Yukarıdaki yasal düzenlemeler ve açıklamalar ışığında dava değerlendirildiğinde,ücret bordrolarında davacıya yemek yardımı adı altında yapılan bir ödemenin görülmediği, dosya kapsamında davacıya yemek yardımı ödemesi yapıldığına dair yazılı delil veya yazılı delil başlangıcı niteliğinde belge bulunmadığı anlaşılmakla, davanın niteliği gereği senede karşı iddianın ancak senetle ispat edilebileceği ve tanıkla ispat sınırının üzerinde kalan miktar açısından senetle ispat zorunluluğunu öngören usul hükümleri karşısında; işçilik alacaklarına yönelik davada ücret ile ilgili verilip kesinleşen bir karar ve sonrasında davacıya işverence yapılmış ödeme bulunmadığı da dikkate alınarak, sadece davalının bu husustaki kabulüne ve tanık beyanlarına dayanarak prime esas kazanç matrahına dahil edilecek şekilde yemek ücretinin tespitine karar verilmesi hatalı bulunmuştur.

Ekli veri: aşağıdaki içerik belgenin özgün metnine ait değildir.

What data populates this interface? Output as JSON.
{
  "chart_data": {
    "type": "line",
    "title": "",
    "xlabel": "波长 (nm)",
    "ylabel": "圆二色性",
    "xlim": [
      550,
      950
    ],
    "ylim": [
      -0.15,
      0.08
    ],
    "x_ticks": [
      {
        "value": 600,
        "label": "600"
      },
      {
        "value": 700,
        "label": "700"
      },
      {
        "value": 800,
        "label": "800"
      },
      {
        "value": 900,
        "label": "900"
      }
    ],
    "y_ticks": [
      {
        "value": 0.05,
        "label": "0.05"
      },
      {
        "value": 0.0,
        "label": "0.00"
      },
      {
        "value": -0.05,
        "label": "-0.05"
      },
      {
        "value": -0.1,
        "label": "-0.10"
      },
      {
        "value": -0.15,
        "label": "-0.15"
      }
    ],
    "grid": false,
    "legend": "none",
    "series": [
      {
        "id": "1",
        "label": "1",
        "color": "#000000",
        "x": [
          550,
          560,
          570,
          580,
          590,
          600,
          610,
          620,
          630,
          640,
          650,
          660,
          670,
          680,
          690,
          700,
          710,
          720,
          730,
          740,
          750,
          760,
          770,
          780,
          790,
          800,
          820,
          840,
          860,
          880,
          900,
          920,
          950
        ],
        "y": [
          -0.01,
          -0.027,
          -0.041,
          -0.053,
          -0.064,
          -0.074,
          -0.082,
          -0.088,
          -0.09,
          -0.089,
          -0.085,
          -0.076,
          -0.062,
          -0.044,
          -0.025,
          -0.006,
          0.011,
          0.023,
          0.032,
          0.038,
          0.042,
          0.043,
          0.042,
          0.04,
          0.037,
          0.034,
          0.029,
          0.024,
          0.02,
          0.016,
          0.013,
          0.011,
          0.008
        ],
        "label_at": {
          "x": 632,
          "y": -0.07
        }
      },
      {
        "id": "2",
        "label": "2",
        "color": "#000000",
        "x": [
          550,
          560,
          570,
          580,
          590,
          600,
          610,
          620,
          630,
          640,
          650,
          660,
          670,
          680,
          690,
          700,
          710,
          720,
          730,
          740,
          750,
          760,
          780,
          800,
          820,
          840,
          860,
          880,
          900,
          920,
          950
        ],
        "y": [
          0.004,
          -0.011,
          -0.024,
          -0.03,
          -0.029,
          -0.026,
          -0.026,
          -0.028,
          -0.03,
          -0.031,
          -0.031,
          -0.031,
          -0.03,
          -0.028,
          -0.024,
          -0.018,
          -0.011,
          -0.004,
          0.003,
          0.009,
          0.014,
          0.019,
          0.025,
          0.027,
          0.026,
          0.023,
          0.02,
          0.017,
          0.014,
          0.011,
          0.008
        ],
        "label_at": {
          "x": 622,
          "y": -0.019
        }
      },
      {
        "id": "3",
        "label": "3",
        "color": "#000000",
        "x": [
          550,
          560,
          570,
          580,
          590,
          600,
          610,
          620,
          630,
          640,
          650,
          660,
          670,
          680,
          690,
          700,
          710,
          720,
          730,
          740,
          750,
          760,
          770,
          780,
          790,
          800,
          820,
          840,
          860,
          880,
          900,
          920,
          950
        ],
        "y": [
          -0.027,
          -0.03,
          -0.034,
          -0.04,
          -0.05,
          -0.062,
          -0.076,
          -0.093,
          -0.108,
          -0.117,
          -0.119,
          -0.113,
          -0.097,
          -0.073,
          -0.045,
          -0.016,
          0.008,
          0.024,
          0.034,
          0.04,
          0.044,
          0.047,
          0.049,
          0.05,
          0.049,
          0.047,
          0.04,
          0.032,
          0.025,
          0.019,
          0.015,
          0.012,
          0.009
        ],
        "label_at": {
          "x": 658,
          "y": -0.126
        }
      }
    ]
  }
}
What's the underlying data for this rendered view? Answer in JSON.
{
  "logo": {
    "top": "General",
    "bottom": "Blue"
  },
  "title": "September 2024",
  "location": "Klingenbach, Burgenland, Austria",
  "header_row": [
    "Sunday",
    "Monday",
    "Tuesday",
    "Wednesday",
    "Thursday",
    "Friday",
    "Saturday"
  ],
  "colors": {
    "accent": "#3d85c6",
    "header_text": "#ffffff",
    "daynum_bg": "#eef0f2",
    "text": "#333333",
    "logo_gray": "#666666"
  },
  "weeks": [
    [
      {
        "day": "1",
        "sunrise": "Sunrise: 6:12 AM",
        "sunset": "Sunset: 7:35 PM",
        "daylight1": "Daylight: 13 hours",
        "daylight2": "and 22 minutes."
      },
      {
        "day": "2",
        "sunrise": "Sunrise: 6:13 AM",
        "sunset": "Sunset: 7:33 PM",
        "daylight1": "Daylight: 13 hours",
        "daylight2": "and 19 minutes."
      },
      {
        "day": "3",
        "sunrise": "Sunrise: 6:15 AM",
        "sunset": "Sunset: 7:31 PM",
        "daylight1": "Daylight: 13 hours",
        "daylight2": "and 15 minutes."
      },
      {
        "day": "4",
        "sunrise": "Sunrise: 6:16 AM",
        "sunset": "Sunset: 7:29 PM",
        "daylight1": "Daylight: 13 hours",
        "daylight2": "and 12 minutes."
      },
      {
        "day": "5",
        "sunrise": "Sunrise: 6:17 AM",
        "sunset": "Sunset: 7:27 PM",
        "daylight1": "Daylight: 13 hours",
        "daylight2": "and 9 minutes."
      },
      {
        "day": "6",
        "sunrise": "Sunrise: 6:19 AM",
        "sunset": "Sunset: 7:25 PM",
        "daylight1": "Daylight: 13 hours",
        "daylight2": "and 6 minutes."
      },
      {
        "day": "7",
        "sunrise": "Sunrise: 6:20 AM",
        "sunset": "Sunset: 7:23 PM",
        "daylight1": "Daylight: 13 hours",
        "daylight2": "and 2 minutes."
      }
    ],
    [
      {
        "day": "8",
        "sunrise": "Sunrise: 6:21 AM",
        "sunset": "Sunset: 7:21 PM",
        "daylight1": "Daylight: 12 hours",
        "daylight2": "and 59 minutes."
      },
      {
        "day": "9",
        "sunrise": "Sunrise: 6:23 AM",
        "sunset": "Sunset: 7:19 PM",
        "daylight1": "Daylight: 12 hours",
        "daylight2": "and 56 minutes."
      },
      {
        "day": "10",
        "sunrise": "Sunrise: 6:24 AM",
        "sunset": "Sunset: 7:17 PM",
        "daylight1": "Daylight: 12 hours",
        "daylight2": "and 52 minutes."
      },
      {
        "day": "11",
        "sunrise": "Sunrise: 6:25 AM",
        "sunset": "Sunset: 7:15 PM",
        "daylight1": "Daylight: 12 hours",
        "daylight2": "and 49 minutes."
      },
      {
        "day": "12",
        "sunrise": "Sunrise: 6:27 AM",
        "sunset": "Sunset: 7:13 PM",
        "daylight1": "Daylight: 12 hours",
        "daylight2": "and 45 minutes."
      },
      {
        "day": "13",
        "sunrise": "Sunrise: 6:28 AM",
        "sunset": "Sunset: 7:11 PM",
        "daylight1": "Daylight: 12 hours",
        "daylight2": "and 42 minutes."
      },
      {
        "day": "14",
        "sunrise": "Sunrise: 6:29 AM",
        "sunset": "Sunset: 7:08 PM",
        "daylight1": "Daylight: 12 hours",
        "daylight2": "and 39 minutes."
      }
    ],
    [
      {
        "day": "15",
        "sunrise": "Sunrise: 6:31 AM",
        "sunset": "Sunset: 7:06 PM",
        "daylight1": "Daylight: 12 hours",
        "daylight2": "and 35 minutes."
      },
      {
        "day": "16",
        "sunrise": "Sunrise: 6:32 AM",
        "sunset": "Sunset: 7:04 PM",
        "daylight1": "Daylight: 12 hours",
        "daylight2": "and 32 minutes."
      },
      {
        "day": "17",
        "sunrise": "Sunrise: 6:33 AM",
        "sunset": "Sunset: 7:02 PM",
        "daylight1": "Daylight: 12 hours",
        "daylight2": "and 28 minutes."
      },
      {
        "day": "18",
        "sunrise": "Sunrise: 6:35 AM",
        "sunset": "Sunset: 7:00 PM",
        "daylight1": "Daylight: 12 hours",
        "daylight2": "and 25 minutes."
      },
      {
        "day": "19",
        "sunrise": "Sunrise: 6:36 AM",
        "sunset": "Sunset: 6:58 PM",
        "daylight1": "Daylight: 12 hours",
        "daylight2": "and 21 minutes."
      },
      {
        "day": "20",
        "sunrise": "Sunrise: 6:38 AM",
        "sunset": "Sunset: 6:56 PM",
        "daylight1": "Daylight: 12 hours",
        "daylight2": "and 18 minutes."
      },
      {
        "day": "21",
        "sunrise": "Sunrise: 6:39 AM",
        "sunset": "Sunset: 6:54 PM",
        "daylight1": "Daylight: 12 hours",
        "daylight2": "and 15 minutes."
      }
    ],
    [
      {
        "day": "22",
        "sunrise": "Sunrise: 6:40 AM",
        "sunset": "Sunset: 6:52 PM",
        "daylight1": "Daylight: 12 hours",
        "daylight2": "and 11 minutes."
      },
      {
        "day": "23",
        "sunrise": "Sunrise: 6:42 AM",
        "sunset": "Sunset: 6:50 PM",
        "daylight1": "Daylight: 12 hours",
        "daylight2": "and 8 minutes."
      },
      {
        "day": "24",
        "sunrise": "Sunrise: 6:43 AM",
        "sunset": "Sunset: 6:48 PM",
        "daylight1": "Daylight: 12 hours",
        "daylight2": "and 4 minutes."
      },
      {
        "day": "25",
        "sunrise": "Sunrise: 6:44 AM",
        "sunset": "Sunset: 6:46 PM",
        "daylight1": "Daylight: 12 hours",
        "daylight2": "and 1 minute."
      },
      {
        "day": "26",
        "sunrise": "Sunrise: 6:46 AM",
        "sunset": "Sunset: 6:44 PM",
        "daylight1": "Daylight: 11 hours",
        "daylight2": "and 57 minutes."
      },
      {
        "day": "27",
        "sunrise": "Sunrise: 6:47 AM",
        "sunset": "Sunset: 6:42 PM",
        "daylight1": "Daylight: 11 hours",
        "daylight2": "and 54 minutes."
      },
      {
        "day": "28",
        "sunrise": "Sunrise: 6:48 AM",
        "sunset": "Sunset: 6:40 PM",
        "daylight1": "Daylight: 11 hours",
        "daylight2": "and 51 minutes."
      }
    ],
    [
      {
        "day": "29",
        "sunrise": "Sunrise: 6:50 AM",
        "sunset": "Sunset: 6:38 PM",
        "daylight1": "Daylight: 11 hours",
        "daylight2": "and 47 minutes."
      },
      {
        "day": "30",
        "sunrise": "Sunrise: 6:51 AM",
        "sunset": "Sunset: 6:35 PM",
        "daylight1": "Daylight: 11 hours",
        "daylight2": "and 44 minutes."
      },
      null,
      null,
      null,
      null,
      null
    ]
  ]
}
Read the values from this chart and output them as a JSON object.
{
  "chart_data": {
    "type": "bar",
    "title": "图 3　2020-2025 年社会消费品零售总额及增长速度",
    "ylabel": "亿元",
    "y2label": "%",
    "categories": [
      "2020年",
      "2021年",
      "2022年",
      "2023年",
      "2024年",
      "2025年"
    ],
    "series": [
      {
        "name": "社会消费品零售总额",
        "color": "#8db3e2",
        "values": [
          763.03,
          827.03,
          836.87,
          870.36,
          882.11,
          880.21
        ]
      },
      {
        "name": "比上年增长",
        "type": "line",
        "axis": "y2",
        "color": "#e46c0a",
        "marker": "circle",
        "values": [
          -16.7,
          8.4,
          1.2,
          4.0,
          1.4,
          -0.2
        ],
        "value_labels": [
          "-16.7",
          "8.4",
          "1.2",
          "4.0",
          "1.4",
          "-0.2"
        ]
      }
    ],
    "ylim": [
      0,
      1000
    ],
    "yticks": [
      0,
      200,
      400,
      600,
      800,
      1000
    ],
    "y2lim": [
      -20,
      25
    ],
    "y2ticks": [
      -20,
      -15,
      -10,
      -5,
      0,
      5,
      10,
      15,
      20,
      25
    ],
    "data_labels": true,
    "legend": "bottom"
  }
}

Bu maddi ve hukuki olgular gözetilmeksizin, mahkemece yazılı şekilde hüküm tesisi, usul ve yasaya aykırı olup bozma nedenidir.
O halde, davalı Kurum vekilinin bu yönleri amaçlayan temyiz itirazları kabul edilmeli ve İzmir Bölge Adliye Mahkemesi 10. Hukuk Dairesi"nin istinaf başvurusunun reddine ilişkin kararı kaldırılarak İlk Derece Mahkemesince verilen hüküm bozulmalıdır.
SONUÇ: İzmir Bölge Adliye Mahkemesi 10. Hukuk Dairesi kararının HMK’nın 373/1 maddesi gereği kaldırılarak temyiz edilen ilk derece mahkemesi hükmünün yukarıda açıklanan nedenlerle BOZULMASINA, dosyanın kararı veren İlk derece Mahkemesine, kararın bir örneğinin Bölge Adliye Mahkemesine gönderilmesine, 13/09/2021 gününde oybirliğiyle karar verildi.